As we know, the Lehman failure was used as the basis for the TARP legislation, which had many flaws.
- It came too late.
- It targeted troubled assets, but the implementation did not deliver on that problem.
- It occurred in the lame duck period of the Bush Presidency, paralyzing government for months.
There are many critics of the policy makers, but the real problem is an inherent feature of democratic government.
Taking dramatic new initiatives requires popular support. People do not think in the abstract. Until the danger is clear, public support is lacking. Without any popular support, the leadership challenge is extreme.
Briefly put, the US political system could not address this situation without clear-cut evidence of a threat to the nation. Even when the evidence came, many characterized the reaction as a Wall Street bailout.

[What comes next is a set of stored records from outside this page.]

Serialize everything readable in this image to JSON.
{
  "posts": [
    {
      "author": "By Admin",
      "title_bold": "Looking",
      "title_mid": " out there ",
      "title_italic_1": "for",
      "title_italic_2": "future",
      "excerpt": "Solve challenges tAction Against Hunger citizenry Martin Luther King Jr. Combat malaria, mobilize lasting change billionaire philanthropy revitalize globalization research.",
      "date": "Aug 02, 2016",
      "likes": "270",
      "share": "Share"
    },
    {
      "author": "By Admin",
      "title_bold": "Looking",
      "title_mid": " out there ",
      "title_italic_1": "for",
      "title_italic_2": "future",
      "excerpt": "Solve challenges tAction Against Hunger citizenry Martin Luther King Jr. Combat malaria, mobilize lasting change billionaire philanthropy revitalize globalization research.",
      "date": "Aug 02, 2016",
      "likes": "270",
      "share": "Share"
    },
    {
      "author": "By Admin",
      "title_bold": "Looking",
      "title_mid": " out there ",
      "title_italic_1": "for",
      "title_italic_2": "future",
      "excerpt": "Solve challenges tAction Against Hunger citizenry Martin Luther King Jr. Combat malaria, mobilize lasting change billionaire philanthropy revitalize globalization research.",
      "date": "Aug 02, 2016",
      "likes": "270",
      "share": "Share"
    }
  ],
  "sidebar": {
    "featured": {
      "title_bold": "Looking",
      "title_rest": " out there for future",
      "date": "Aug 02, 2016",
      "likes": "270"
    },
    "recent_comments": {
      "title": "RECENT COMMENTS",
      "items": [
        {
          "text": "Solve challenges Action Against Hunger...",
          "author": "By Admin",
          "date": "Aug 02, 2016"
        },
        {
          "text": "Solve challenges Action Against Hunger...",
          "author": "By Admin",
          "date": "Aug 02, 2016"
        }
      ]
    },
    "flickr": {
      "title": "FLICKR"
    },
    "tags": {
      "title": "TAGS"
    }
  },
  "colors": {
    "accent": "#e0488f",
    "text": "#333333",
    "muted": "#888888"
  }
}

Democracies are not very good at dealing with complex problems, where specific expertise is required. This is why such issues are frequently delegated to agencies with some independence and some oversight.
The Obama Challenge
President Obama seeks to establish better financial regulation. Unfortunately, there is little evidence that his experts have accurately analyzed the problem. This means we may not get a strong solution. Can we hope for Congress to point out the shortcomings?
Is it too much to ask for control of CDS trading? Some recognition that private indices should not be the basis for lock-step public policy evaluations?
The Obama team seems to lack people with specific market expertise, who can link events to the public policy issues.
This article is Part One. We plan to look at the economic and investor implications as well.